Elle remonte sa manche, qui glisse sans peine jusqu'à l'aisselle, et regarde son bras décharné. Puis sa main passe sur son buste, pour vérifier qu'elle peut compter les côtes à travers les vêtements, et remonte jusqu'à la clavicule saillante. Ses seins ont pour ainsi dire disparus, comme aspirés de l'intérieur. Seuls le téton est visible, et un petit renflement perceptible. Elle contemple fièrement son corps épuré de toute trace de son être après de longs mois d'efforts douloureux. Une autre bouffée de dissolvant, et sa tête commence à tourner. Ses yeux se posent sur le reflet de son corps élancé, remontent jusqu'à celui de son visage qui a conservé dans ses traits fins quoique tirés une certaine vivacité. De longs sourcils bruns surplombent harmonieusment un regard foncé, plus douloureux qu'éteint, même dans les heures les plus sombres. Des pommettes hautes, des lèvres charnues qui s'épanouissent au coeur du triangle formé par les joues creusées. Une sensualité à la mélancolie exacerbée émane de son doux et douloureux minois, celle-là même qu'elle n'a pu gommer ni même contenir. Une sensualité rebelle à toute vélléité de domination, à laquelle les tentatives de dressage n'ont fait que conférer une nature sauvage, valeur ajoutée à l'insu de sa volonté. C'est cet air qui est le sien, et qui toujours lui échappe, qu'elle contemple amèrement.
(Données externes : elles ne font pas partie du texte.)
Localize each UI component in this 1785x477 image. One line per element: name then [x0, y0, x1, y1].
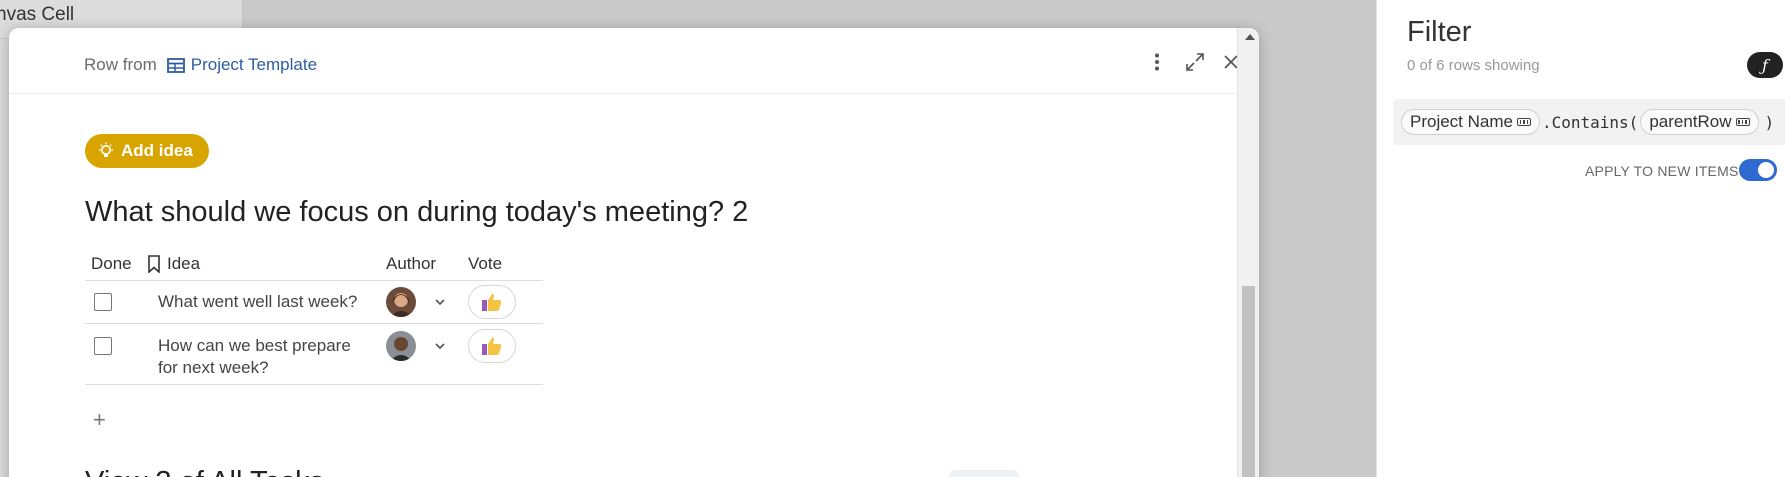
scroll-up-arrow-icon[interactable]	[1245, 34, 1255, 40]
apply-to-new-items-toggle[interactable]	[1739, 159, 1777, 181]
idea-text[interactable]: How can we best prepare for next week?	[158, 335, 358, 379]
chevron-down-icon[interactable]	[433, 295, 447, 309]
formula-method: .Contains(	[1541, 112, 1639, 132]
formula-fx-button[interactable]: ƒ	[1747, 52, 1783, 78]
thumbs-up-icon	[482, 337, 502, 355]
table-row: What went well last week?	[85, 281, 543, 324]
done-checkbox[interactable]	[94, 293, 112, 311]
rows-showing-count: 0 of 6 rows showing	[1407, 57, 1540, 74]
add-idea-button[interactable]: Add idea	[85, 134, 209, 168]
column-header-idea[interactable]: Idea	[147, 250, 200, 278]
table-link[interactable]: Project Template	[191, 55, 317, 75]
parent-row-chip[interactable]: parentRow	[1640, 109, 1759, 135]
filter-title: Filter	[1407, 16, 1472, 48]
apply-to-new-items-label: APPLY TO NEW ITEMS	[1585, 163, 1739, 179]
add-row-button[interactable]: +	[93, 409, 106, 431]
avatar[interactable]	[386, 331, 416, 361]
table-icon	[166, 57, 185, 73]
column-header-vote[interactable]: Vote	[468, 250, 502, 278]
column-chip-icon	[1735, 118, 1750, 126]
next-section-heading: View 3 of All Tasks	[85, 466, 324, 477]
modal-header: Row from Project Template	[9, 28, 1238, 94]
formula-close-paren: )	[1764, 112, 1775, 132]
vote-button[interactable]	[468, 329, 516, 363]
filter-formula[interactable]: Project Name .Contains( parentRow )	[1393, 99, 1785, 145]
lightbulb-icon	[99, 142, 113, 157]
scrollbar-thumb[interactable]	[1242, 286, 1255, 477]
column-chip-icon	[1516, 118, 1531, 126]
add-idea-label: Add idea	[121, 141, 193, 160]
vote-button[interactable]	[468, 285, 516, 319]
background-title: nvas Cell	[0, 4, 75, 25]
chevron-down-icon[interactable]	[433, 339, 447, 353]
toggle-knob	[1758, 162, 1774, 178]
column-header-author[interactable]: Author	[386, 250, 436, 278]
table-row: How can we best prepare for next week?	[85, 325, 543, 385]
page-title: What should we focus on during today's m…	[85, 196, 749, 228]
filter-panel: Filter 0 of 6 rows showing ƒ Project Nam…	[1376, 0, 1785, 477]
expand-icon[interactable]	[1181, 48, 1209, 76]
modal-scrollbar[interactable]	[1237, 28, 1259, 477]
row-from-label: Row from	[84, 55, 157, 74]
row-source: Row from Project Template	[84, 55, 317, 75]
row-detail-modal: Row from Project Template Add idea What …	[9, 28, 1259, 477]
project-name-chip[interactable]: Project Name	[1401, 109, 1540, 135]
bookmark-icon	[148, 255, 160, 273]
column-header-done[interactable]: Done	[91, 250, 132, 278]
thumbs-up-icon	[482, 293, 502, 311]
idea-text[interactable]: What went well last week?	[158, 291, 358, 313]
avatar[interactable]	[386, 287, 416, 317]
view-options-button[interactable]	[949, 470, 1019, 477]
more-vertical-icon[interactable]	[1143, 48, 1171, 76]
done-checkbox[interactable]	[94, 337, 112, 355]
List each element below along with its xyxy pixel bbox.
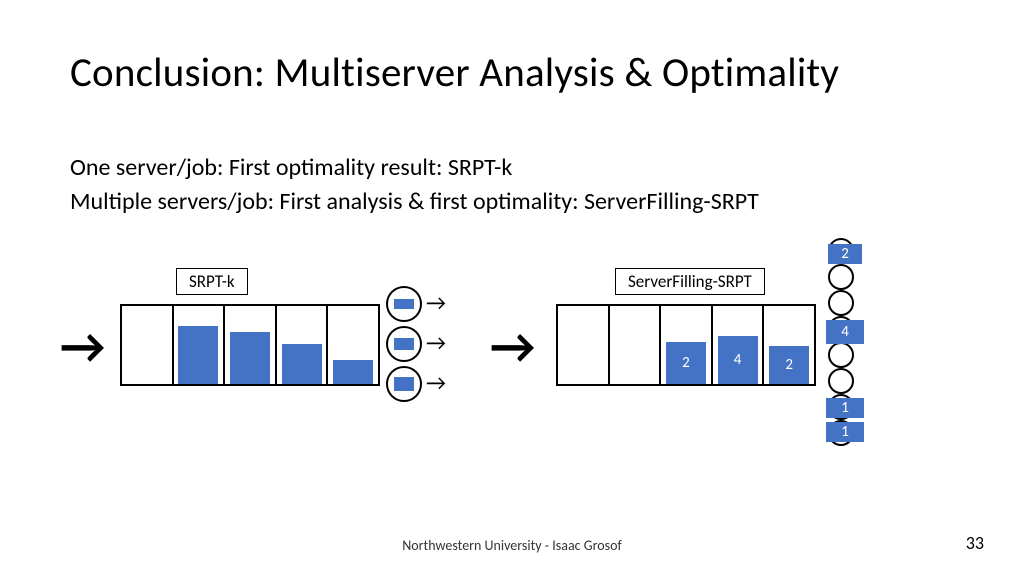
queue-slot xyxy=(328,306,380,384)
footer-text: Northwestern University - Isaac Grosof xyxy=(0,537,1024,554)
queue-right: 2 4 2 xyxy=(556,304,816,386)
body-line-1: One server/job: First optimality result:… xyxy=(70,152,759,184)
server-job xyxy=(394,299,414,309)
queue-slot xyxy=(174,306,226,384)
server-job: 1 xyxy=(826,398,864,418)
server-circle xyxy=(828,368,854,394)
job-rect xyxy=(333,360,373,384)
page-number: 33 xyxy=(966,532,984,554)
slide: Conclusion: Multiserver Analysis & Optim… xyxy=(0,0,1024,576)
arrow-icon: → xyxy=(426,332,446,354)
queue-slot: 4 xyxy=(713,306,765,384)
queue-slot: 2 xyxy=(764,306,816,384)
server-job xyxy=(394,377,414,391)
server-circle xyxy=(828,342,854,368)
job-rect xyxy=(282,344,322,384)
server-job: 1 xyxy=(826,422,864,442)
job-rect xyxy=(178,326,218,384)
job-rect: 2 xyxy=(769,346,809,384)
body-line-2: Multiple servers/job: First analysis & f… xyxy=(70,186,759,218)
queue-slot: 2 xyxy=(661,306,713,384)
arrow-icon: → xyxy=(60,322,105,372)
queue-slot xyxy=(277,306,329,384)
server-circle xyxy=(386,286,422,322)
queue-label-left: SRPT-k xyxy=(176,268,248,295)
server-job xyxy=(394,338,414,350)
job-rect: 2 xyxy=(666,342,706,384)
server-circle xyxy=(828,264,854,290)
job-rect: 4 xyxy=(718,336,758,384)
queue-slot xyxy=(556,306,610,384)
diagram-area: → SRPT-k → → → xyxy=(60,254,960,474)
queue-slot xyxy=(120,306,174,384)
server-circle xyxy=(386,366,422,402)
queue-slot xyxy=(225,306,277,384)
body-text: One server/job: First optimality result:… xyxy=(70,152,759,221)
arrow-icon: → xyxy=(490,322,535,372)
arrow-icon: → xyxy=(426,292,446,314)
slide-title: Conclusion: Multiserver Analysis & Optim… xyxy=(70,48,839,98)
job-rect xyxy=(230,332,270,384)
queue-slot xyxy=(610,306,662,384)
server-job: 4 xyxy=(826,320,864,344)
server-circle xyxy=(386,326,422,362)
server-job: 2 xyxy=(828,244,862,264)
server-circle xyxy=(828,290,854,316)
queue-left xyxy=(120,304,380,386)
arrow-icon: → xyxy=(426,372,446,394)
queue-label-right: ServerFilling-SRPT xyxy=(615,268,765,295)
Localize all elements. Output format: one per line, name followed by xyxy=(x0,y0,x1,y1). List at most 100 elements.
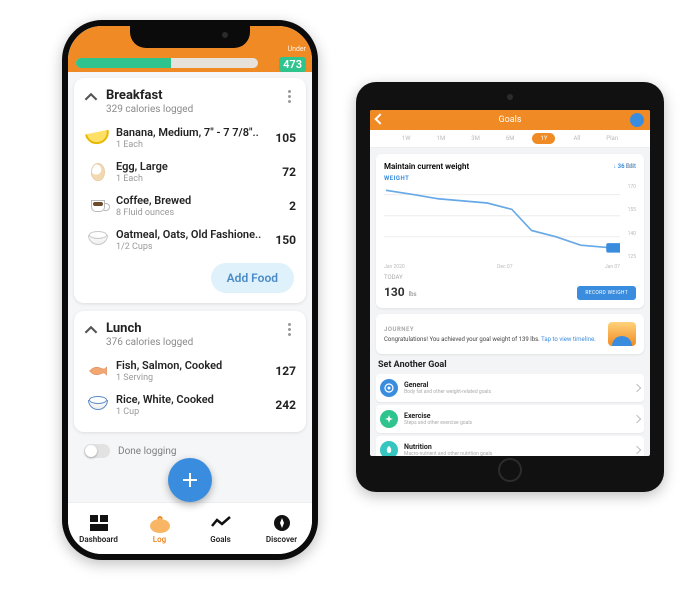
nav-log[interactable]: Log xyxy=(129,503,190,554)
tablet-title: Goals xyxy=(499,115,522,125)
meal-card-breakfast: Breakfast 329 calories logged Banana, Me… xyxy=(74,78,306,303)
goal-subtitle: Steps and other exercise goals xyxy=(404,420,634,426)
nav-discover[interactable]: Discover xyxy=(251,503,312,554)
goal-row-exercise[interactable]: Exercise Steps and other exercise goals xyxy=(376,405,644,433)
goal-title: Exercise xyxy=(404,412,634,420)
food-row[interactable]: Coffee, Brewed 8 Fluid ounces 2 xyxy=(82,189,298,223)
log-icon xyxy=(149,513,171,533)
journey-text: Congratulations! You achieved your goal … xyxy=(384,336,608,343)
tablet-header: Goals xyxy=(370,110,650,130)
meal-name: Breakfast xyxy=(106,88,274,103)
journey-link[interactable]: Tap to view timeline. xyxy=(541,336,596,343)
goal-row-general[interactable]: General Body fat and other weight-relate… xyxy=(376,374,644,402)
banana-icon xyxy=(84,127,112,149)
food-name: Oatmeal, Oats, Old Fashione.. xyxy=(116,228,269,241)
chevron-right-icon xyxy=(633,446,641,454)
food-serving: 1/2 Cups xyxy=(116,242,269,252)
tab-1w[interactable]: 1W xyxy=(394,133,419,144)
meal-summary: 329 calories logged xyxy=(106,104,274,115)
food-row[interactable]: Fish, Salmon, Cooked 1 Serving 127 xyxy=(82,354,298,388)
goals-icon xyxy=(210,513,232,533)
food-serving: 1 Each xyxy=(116,174,276,184)
goal-title: Nutrition xyxy=(404,443,634,451)
tablet-home-button[interactable] xyxy=(498,458,522,482)
food-serving: 1 Each xyxy=(116,140,269,150)
salmon-icon xyxy=(84,360,112,382)
bottom-nav: Dashboard Log Goals Discover xyxy=(68,502,312,554)
calorie-under-value: 473 xyxy=(279,57,306,72)
nav-label: Log xyxy=(153,535,166,544)
goal-subtitle: Macro-nutrient and other nutrition goals xyxy=(404,451,634,456)
meal-name: Lunch xyxy=(106,321,274,336)
food-serving: 1 Cup xyxy=(116,407,269,417)
add-fab-button[interactable] xyxy=(168,458,212,502)
y-axis: 170155140125 xyxy=(620,184,636,260)
nav-goals[interactable]: Goals xyxy=(190,503,251,554)
journey-card: JOURNEY Congratulations! You achieved yo… xyxy=(376,314,644,354)
nutrition-icon xyxy=(380,441,398,456)
meal-summary: 376 calories logged xyxy=(106,337,274,348)
weight-chart[interactable]: 170155140125 Jan 2020 Dec 07 Jan 07 xyxy=(384,184,636,270)
food-name: Rice, White, Cooked xyxy=(116,393,269,406)
food-serving: 8 Fluid ounces xyxy=(116,208,283,218)
tab-all[interactable]: All xyxy=(565,133,588,144)
tab-6m[interactable]: 6M xyxy=(498,133,523,144)
food-name: Fish, Salmon, Cooked xyxy=(116,359,269,372)
today-label: TODAY xyxy=(384,274,417,281)
phone-notch xyxy=(130,22,250,48)
nav-label: Goals xyxy=(210,535,230,544)
food-name: Egg, Large xyxy=(116,160,276,173)
food-calories: 150 xyxy=(269,233,296,247)
goal-row-nutrition[interactable]: Nutrition Macro-nutrient and other nutri… xyxy=(376,436,644,456)
goal-title: General xyxy=(404,381,634,389)
food-calories: 2 xyxy=(283,199,296,213)
meal-menu-button[interactable] xyxy=(282,321,296,337)
record-weight-button[interactable]: RECORD WEIGHT xyxy=(577,286,636,300)
trophy-icon xyxy=(608,322,636,346)
done-logging-toggle[interactable] xyxy=(84,444,110,458)
back-icon[interactable] xyxy=(374,113,385,124)
tablet-device: Goals 1W 1M 3M 6M 1Y All Plan Maintain c… xyxy=(356,82,664,492)
collapse-icon[interactable] xyxy=(84,323,98,337)
meal-menu-button[interactable] xyxy=(282,88,296,104)
calorie-progress-fill xyxy=(76,58,171,68)
tab-plan[interactable]: Plan xyxy=(598,133,626,144)
oatmeal-icon xyxy=(84,229,112,251)
tab-1y[interactable]: 1Y xyxy=(532,133,555,144)
rice-icon xyxy=(84,394,112,416)
avatar-icon[interactable] xyxy=(630,113,644,127)
dashboard-icon xyxy=(88,513,110,533)
goal-subtitle: Body fat and other weight-related goals xyxy=(404,389,634,395)
meal-card-lunch: Lunch 376 calories logged Fish, Salmon, … xyxy=(74,311,306,432)
range-tabs: 1W 1M 3M 6M 1Y All Plan xyxy=(370,130,650,148)
collapse-icon[interactable] xyxy=(84,90,98,104)
chevron-right-icon xyxy=(633,415,641,423)
today-unit: lbs xyxy=(409,291,417,298)
food-row[interactable]: Banana, Medium, 7" - 7 7/8".. 1 Each 105 xyxy=(82,121,298,155)
tablet-camera xyxy=(507,94,513,100)
tab-1m[interactable]: 1M xyxy=(429,133,454,144)
coffee-icon xyxy=(84,195,112,217)
food-serving: 1 Serving xyxy=(116,373,269,383)
nav-dashboard[interactable]: Dashboard xyxy=(68,503,129,554)
food-row[interactable]: Oatmeal, Oats, Old Fashione.. 1/2 Cups 1… xyxy=(82,223,298,257)
tab-3m[interactable]: 3M xyxy=(463,133,488,144)
calorie-under-label: Under xyxy=(279,45,306,53)
calorie-progress xyxy=(76,58,258,68)
weight-card: Maintain current weight Edit WEIGHT ↓ 36… xyxy=(376,154,644,308)
calorie-under-badge: Under 473 xyxy=(279,45,306,72)
nav-label: Dashboard xyxy=(79,535,118,544)
food-calories: 105 xyxy=(269,131,296,145)
food-name: Coffee, Brewed xyxy=(116,194,283,207)
food-calories: 72 xyxy=(276,165,296,179)
tablet-screen: Goals 1W 1M 3M 6M 1Y All Plan Maintain c… xyxy=(370,110,650,456)
weight-change-value: ↓ 36 lbs xyxy=(613,163,634,170)
discover-icon xyxy=(271,513,293,533)
food-row[interactable]: Egg, Large 1 Each 72 xyxy=(82,155,298,189)
set-another-title: Set Another Goal xyxy=(378,360,644,370)
food-row[interactable]: Rice, White, Cooked 1 Cup 242 xyxy=(82,388,298,422)
journey-label: JOURNEY xyxy=(384,326,608,333)
nav-label: Discover xyxy=(266,535,297,544)
done-logging-label: Done logging xyxy=(118,446,177,457)
add-food-button[interactable]: Add Food xyxy=(211,263,294,293)
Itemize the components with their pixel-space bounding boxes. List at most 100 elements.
Un regret lancinant la prend, celui d'avoir grandi trop tôt, trop vite, sans savoir faire sienne cette nouvelle apparence qui lui est restée extérieure, tel un masque en lequel elle ne se reconnaît pas. Elle inspire une autre goulée du produit. Annihiler, annihiler, ce visage de jeune femme, ce visage qui reste un appel à l'autre, ce visage sur lequel on se retourne, tantôt interpellé, touché, peiné, mais plus souvent réprobateur. Son corps, lui, se meut en glissant, en ondulant, on le remarque à peine, fantôme sorti de l'ombre. Mais ce visage ! Trop grand, trop présent, elle ne parvient même pas à le dissimuler derrière sa longue chevelure. Tandis qu'elle se mire, il lui apparait d'une étrange beauté, une beauté étrangère qui s'enfle, énorme, prête à la dévorer par la tête, toute entière. Encore une inhalation du sulfureux produit, et c'est cette fois-ci une douleur lancinante qui la prend, qui par le nez se propage à l'intérieur de sa tête, jusqu'au fond de son crâne, tandis qu'elle est irrémédiablement attirée, épouvantée, par cette figure immense, à la beauté dévastatrice. Etre happée par cette vision atroce, pour y mettre fin, et enfin du même coup supprimer cet irrémédiable insupportable en elle. Elle se laisse entraîner et choir dans ce lent embrassement d'elle-même par elle-même.